Parliament is yet to speak to this issue legislatively and can theoretically reintroduce this form of punishment, either with that implement or the traditional birch.
It is, however, generally agreed that this action is unlikely in the context of a contemporary appreciation of what can be considered cruel and unusual punishment.
The option to corporally punish adults is therefore not on the table in Barbados and this analysis is therefore largely academic and intended to provide context to the ongoing discussion on the appropriateness of corporal punishment and general public attitudes towards violence.
CADRES has tested Barbadian attitudes toward corporal punishment on two occasions in surveys commissioned by the NATION newspaper and have been presented in the appended chart. It is interesting to note the similar circumstances surrounding the environment in which both surveys were conducted, since both followed what could be termed a major upheaval in local crime which was likely to have stimulated public interest in extreme punishments.
Previous articles of this type have noted the impact of this phenomenon on support for the death penalty by reference to comparative data.

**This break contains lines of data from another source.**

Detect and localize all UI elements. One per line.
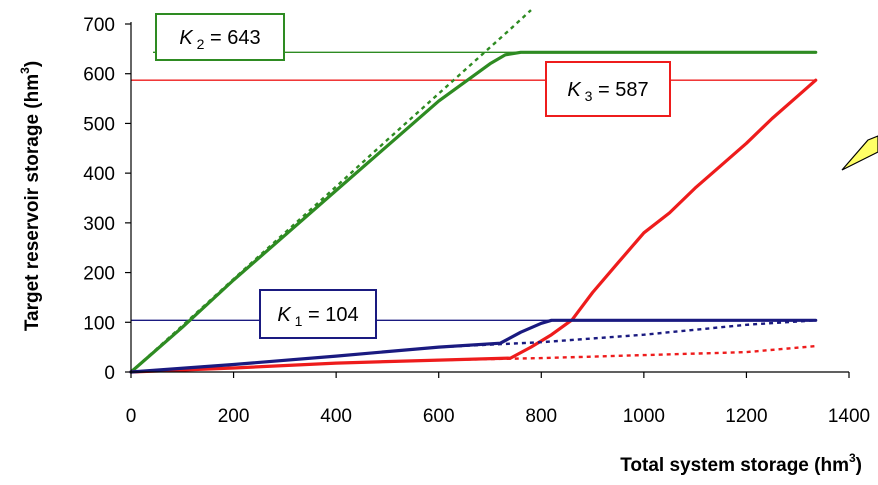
y-tick-label: 400 bbox=[83, 164, 115, 185]
capacity-label-boxes: K 1 = 104 K 2 = 643 K 3 = 587 bbox=[155, 13, 671, 339]
x-tick-label: 200 bbox=[218, 406, 250, 427]
x-tick-label: 1200 bbox=[725, 406, 767, 427]
y-tick-label: 700 bbox=[83, 15, 115, 36]
series-k3-solid bbox=[129, 78, 818, 374]
series-layer bbox=[129, 9, 818, 374]
y-tick-label: 500 bbox=[83, 114, 115, 135]
y-tick-label: 0 bbox=[104, 363, 115, 384]
capacity-label-box bbox=[545, 61, 671, 117]
capacity-label-k3: K 3 = 587 bbox=[545, 61, 671, 117]
series-k2-solid bbox=[129, 50, 818, 374]
series-k1-solid bbox=[129, 318, 818, 374]
x-tick-label: 800 bbox=[525, 406, 557, 427]
x-axis-title: Total system storage (hm3) bbox=[620, 451, 862, 476]
capacity-label-k1: K 1 = 104 bbox=[259, 289, 377, 339]
series-k2-dotted bbox=[130, 9, 532, 373]
y-tick-label: 100 bbox=[83, 313, 115, 334]
y-tick-label: 600 bbox=[83, 65, 115, 86]
capacity-label-text: K 3 = 587 bbox=[567, 79, 648, 104]
capacity-label-text: K 1 = 104 bbox=[277, 304, 358, 329]
x-tick-label: 400 bbox=[320, 406, 352, 427]
capacity-label-text: K 2 = 643 bbox=[179, 27, 260, 52]
x-tick-label: 1400 bbox=[828, 406, 870, 427]
x-tick-label: 1000 bbox=[623, 406, 665, 427]
capacity-label-k2: K 2 = 643 bbox=[155, 13, 285, 61]
capacity-label-box bbox=[259, 289, 377, 339]
series-k1-dotted bbox=[130, 319, 816, 374]
y-tick-label: 300 bbox=[83, 214, 115, 235]
axes-layer: 0 200 400 600 800 1000 1200 1400 0 100 200 300 400 50… bbox=[83, 15, 870, 427]
x-tick-label: 600 bbox=[423, 406, 455, 427]
capacity-label-box bbox=[155, 13, 285, 61]
y-tick-label: 200 bbox=[83, 264, 115, 285]
callout-pointer bbox=[841, 135, 878, 171]
y-axis-title: Target reservoir storage (hm3) bbox=[18, 61, 43, 331]
x-tick-label: 0 bbox=[126, 406, 137, 427]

It is clear that there was, up to four years ago, majority support for the reintroduction of corporal punishment that approached two-thirds of Barbadians. This support has declined significantly since 1999 which was already eight years after the punishment was discontinued but ten years after, there is still majority support for its reintroduction.
In much the same way that the trend regarding support for corporal punishment in schools suggested that majority opposition to that punishment is likely to emerge shortly, we can similarly project that on this trajectory, a majority of Barbadians will eventually oppose the corporal punishment of adults.

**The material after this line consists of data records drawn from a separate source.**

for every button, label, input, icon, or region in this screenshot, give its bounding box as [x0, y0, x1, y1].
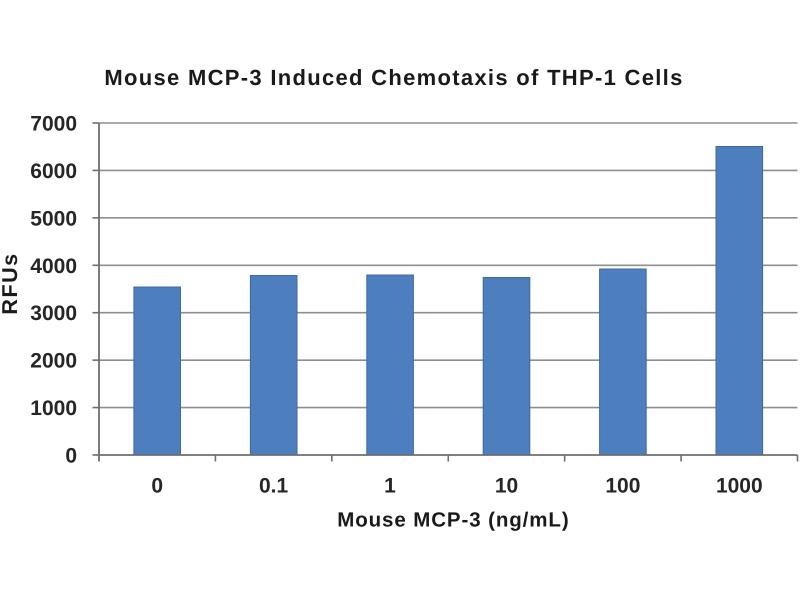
svg-text:5000: 5000 — [30, 207, 77, 230]
svg-text:2000: 2000 — [30, 350, 77, 373]
svg-text:Mouse MCP-3 Induced Chemotaxis: Mouse MCP-3 Induced Chemotaxis of THP-1 … — [104, 65, 683, 90]
svg-text:1000: 1000 — [30, 397, 77, 420]
svg-text:100: 100 — [605, 475, 640, 498]
svg-text:Mouse MCP-3 (ng/mL): Mouse MCP-3 (ng/mL) — [337, 509, 569, 532]
svg-text:0: 0 — [65, 445, 77, 468]
svg-text:0: 0 — [151, 475, 163, 498]
svg-text:0.1: 0.1 — [259, 475, 289, 498]
svg-text:10: 10 — [495, 475, 518, 498]
svg-text:1: 1 — [384, 475, 396, 498]
svg-text:RFUs: RFUs — [0, 252, 22, 314]
svg-text:3000: 3000 — [30, 302, 77, 325]
svg-text:6000: 6000 — [30, 160, 77, 183]
svg-text:4000: 4000 — [30, 255, 77, 278]
svg-text:7000: 7000 — [30, 113, 77, 136]
svg-text:1000: 1000 — [716, 475, 763, 498]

In this instance, however, it is also clear that this opposition will take a far longer time to mature, suggesting that we are still inclined to think that this type of punishment is acceptable.

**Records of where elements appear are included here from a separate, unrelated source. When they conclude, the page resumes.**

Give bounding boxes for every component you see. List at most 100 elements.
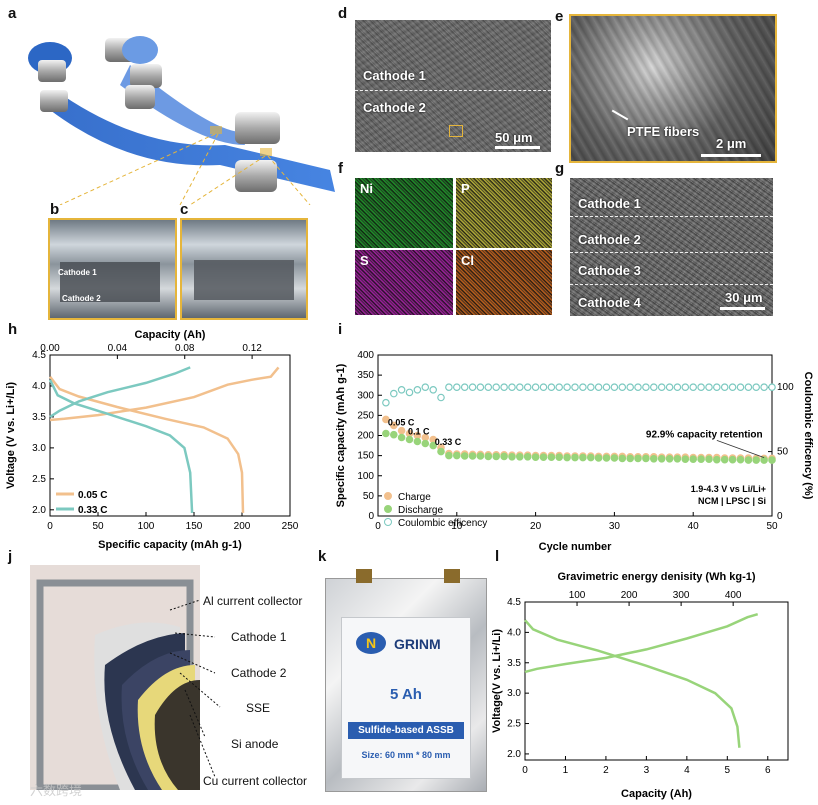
chart-i-point-coulombic-efficency bbox=[579, 383, 587, 392]
sem-g-layer-3: Cathode 3 bbox=[578, 263, 641, 278]
chart-i-ytick-label: 250 bbox=[357, 410, 374, 421]
chart-i-xtick-label: 0 bbox=[375, 521, 381, 532]
chart-l-ytick-label: 3.0 bbox=[507, 688, 521, 699]
chart-i-point-discharge bbox=[539, 453, 548, 462]
chart-i-point-coulombic-efficency bbox=[768, 383, 776, 392]
chart-i-point-coulombic-efficency bbox=[649, 383, 658, 392]
chart-l-xtick-label: 3 bbox=[644, 765, 650, 776]
chart-h-voltage-profile: 0 50 100 150 200 250 2.0 2.5 3.0 3.5 4.0 4.50.00 0.0… bbox=[5, 329, 299, 551]
chart-i-point-coulombic-efficency bbox=[594, 383, 603, 392]
chart-i-legend-label: Coulombic efficency bbox=[398, 518, 487, 529]
eds-map-cl: Cl bbox=[456, 250, 552, 315]
chart-i-point-coulombic-efficency bbox=[382, 398, 390, 407]
chart-i-legend-marker bbox=[384, 505, 392, 513]
panel-label-h: h bbox=[8, 321, 18, 338]
battery-layer-schematic bbox=[30, 565, 221, 790]
chart-i-point-discharge bbox=[516, 453, 524, 461]
chart-h-top-tick-label: 0.00 bbox=[40, 343, 60, 354]
chart-i-point-coulombic-efficency bbox=[626, 383, 635, 392]
chart-i-point-coulombic-efficency bbox=[720, 383, 729, 392]
chart-i-xlabel: Cycle number bbox=[539, 541, 612, 553]
chart-i-point-coulombic-efficency bbox=[752, 383, 761, 392]
panel-label-j: j bbox=[8, 548, 13, 565]
eds-label-cl: Cl bbox=[461, 253, 474, 268]
chart-i-point-discharge bbox=[382, 429, 390, 438]
chart-i-xtick-label: 20 bbox=[530, 521, 542, 532]
chart-i-point-discharge bbox=[681, 455, 690, 464]
chart-i-point-coulombic-efficency bbox=[468, 383, 477, 392]
chart-i-point-coulombic-efficency bbox=[453, 383, 461, 392]
eds-map-s: S bbox=[355, 250, 453, 315]
sem-g-layer-4: Cathode 4 bbox=[578, 295, 641, 310]
chart-h-series-charge bbox=[49, 366, 191, 418]
chart-i-point-discharge bbox=[531, 453, 540, 462]
chart-i-point-coulombic-efficency bbox=[555, 383, 564, 392]
chart-i-point-coulombic-efficency bbox=[531, 383, 540, 392]
chart-h-series-charge bbox=[49, 366, 280, 422]
chart-h-xtick-label: 150 bbox=[186, 521, 203, 532]
chart-i-point-discharge bbox=[689, 455, 698, 464]
chart-i-ytick-label: 50 bbox=[363, 491, 375, 502]
chart-i-point-coulombic-efficency bbox=[705, 383, 713, 392]
label-cu-current-collector: Cu current collector bbox=[203, 774, 308, 788]
chart-i-xtick-label: 10 bbox=[451, 521, 463, 532]
chart-i-point-discharge bbox=[437, 447, 445, 456]
chart-h-top-tick-label: 0.12 bbox=[242, 343, 262, 354]
chart-i-y2label: Coulombic efficency (%) bbox=[802, 372, 814, 500]
label-cathode-1: Cathode 1 bbox=[231, 630, 287, 644]
chart-h-ytick-label: 3.5 bbox=[32, 412, 46, 423]
chart-i-point-discharge bbox=[618, 454, 627, 463]
chart-i-point-discharge bbox=[523, 453, 532, 461]
chart-l-ytick-label: 3.5 bbox=[507, 658, 521, 669]
chart-l-frame bbox=[524, 601, 789, 761]
chart-i-point-charge bbox=[382, 415, 390, 424]
chart-l-top-tick-label: 200 bbox=[621, 590, 638, 601]
calendering-photo-b: Cathode 1 Cathode 2 bbox=[48, 218, 177, 320]
chart-i-point-coulombic-efficency bbox=[657, 383, 666, 392]
chart-i-ytick-label: 150 bbox=[357, 451, 374, 462]
chart-i-point-discharge bbox=[500, 452, 508, 461]
panel-label-g: g bbox=[555, 160, 565, 177]
pouch-brand: GRINM bbox=[394, 636, 441, 652]
chart-i-point-discharge bbox=[602, 454, 611, 462]
sem-d-scale: 50 μm bbox=[495, 130, 533, 145]
photo-b-label-1: Cathode 1 bbox=[58, 268, 97, 277]
panel-label-a: a bbox=[8, 5, 17, 22]
label-al-current-collector: Al current collector bbox=[203, 594, 303, 608]
chart-l-series-charge bbox=[524, 613, 759, 674]
chart-i-point-discharge bbox=[429, 441, 438, 450]
chart-i-point-discharge bbox=[760, 456, 768, 464]
chart-i-point-discharge bbox=[468, 452, 477, 460]
chart-i-ytick-label: 400 bbox=[357, 350, 374, 361]
sem-d-layer-2: Cathode 2 bbox=[363, 100, 426, 115]
chart-i-point-coulombic-efficency bbox=[642, 383, 650, 392]
chart-i-point-discharge bbox=[720, 455, 729, 464]
chart-h-xtick-label: 100 bbox=[138, 521, 155, 532]
chart-i-point-discharge bbox=[586, 453, 595, 462]
chart-h-xtick-label: 200 bbox=[234, 521, 251, 532]
chart-i-y2tick-label: 0 bbox=[777, 511, 783, 522]
chart-i-point-coulombic-efficency bbox=[516, 383, 524, 392]
chart-i-point-discharge bbox=[594, 454, 603, 462]
chart-i-point-coulombic-efficency bbox=[492, 383, 501, 392]
chart-i-point-coulombic-efficency bbox=[760, 383, 768, 392]
chart-l-xtick-label: 0 bbox=[522, 765, 528, 776]
chart-i-point-discharge bbox=[563, 453, 571, 462]
chart-i-point-discharge bbox=[421, 439, 430, 448]
chart-h-ylabel: Voltage (V vs. Li+/Li) bbox=[5, 382, 17, 489]
chart-l-top-tick-label: 100 bbox=[569, 590, 586, 601]
eds-map-p: P bbox=[456, 178, 552, 248]
chart-i-point-discharge bbox=[405, 435, 414, 444]
chart-i-point-discharge bbox=[610, 454, 619, 462]
chart-h-xlabel: Specific capacity (mAh g-1) bbox=[98, 539, 242, 551]
chart-i-point-discharge bbox=[460, 452, 469, 460]
chart-i-point-coulombic-efficency bbox=[697, 383, 705, 392]
chart-i-ytick-label: 300 bbox=[357, 390, 374, 401]
chart-i-retention-arrow bbox=[716, 439, 765, 459]
ptfe-fibers-annotation: PTFE fibers bbox=[627, 124, 700, 139]
chart-i-point-coulombic-efficency bbox=[618, 383, 627, 392]
chart-i-annot-005c: 0.05 C bbox=[388, 417, 415, 427]
eds-label-ni: Ni bbox=[360, 181, 373, 196]
chart-h-frame bbox=[49, 354, 291, 517]
panel-label-d: d bbox=[338, 5, 348, 22]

It is, of course, seen by many as unacceptable to compare the corporal punishment of criminals with children. However, some interesting issues emerge when such an analysis is done.
The first point of comparison is the fact that in all three instances younger respondents are less inclined to support corporal punishment than older people, suggesting that our society will eventually outgrow its fascination with corporal punishment. There are no further demographic similarities that emerge since gender comparisons are inconsistent.
The other comparative issue is simpler and emerges when one directly compares support for the three types of punishment. It becomes clear that our strongest support is for the flogging of children in the home, followed by the flogging of criminals and thereafter within the educational environment.
Inversely, this means that we are more anxious to flog children in the home than we are to flog criminal adults, which seems unfortunate.
Although these data appears to contradict positions I have taken on the issue of corporal punishment, the intention here is to highlight the limitations of relying exclusively on public opinion to guide public policy.
The popularity and, in some instances, the overwhelming popularity of corporal punishment is acknowledged but a proper analysis of the data suggests that corporal punishment is becoming less fashionable as time passes and there are good reasons why this is the case. In many instances, public opinion is less well informed than specialist opinion, and as the case of adult corporal punishment demonstrates, there are good legal, historic and social reasons why we should not flog criminals, but these reasons are clearly not properly understood by the general public.
• Peter W. Wickham is a political consultant and a director of Caribbean Development Research Services (CADRES).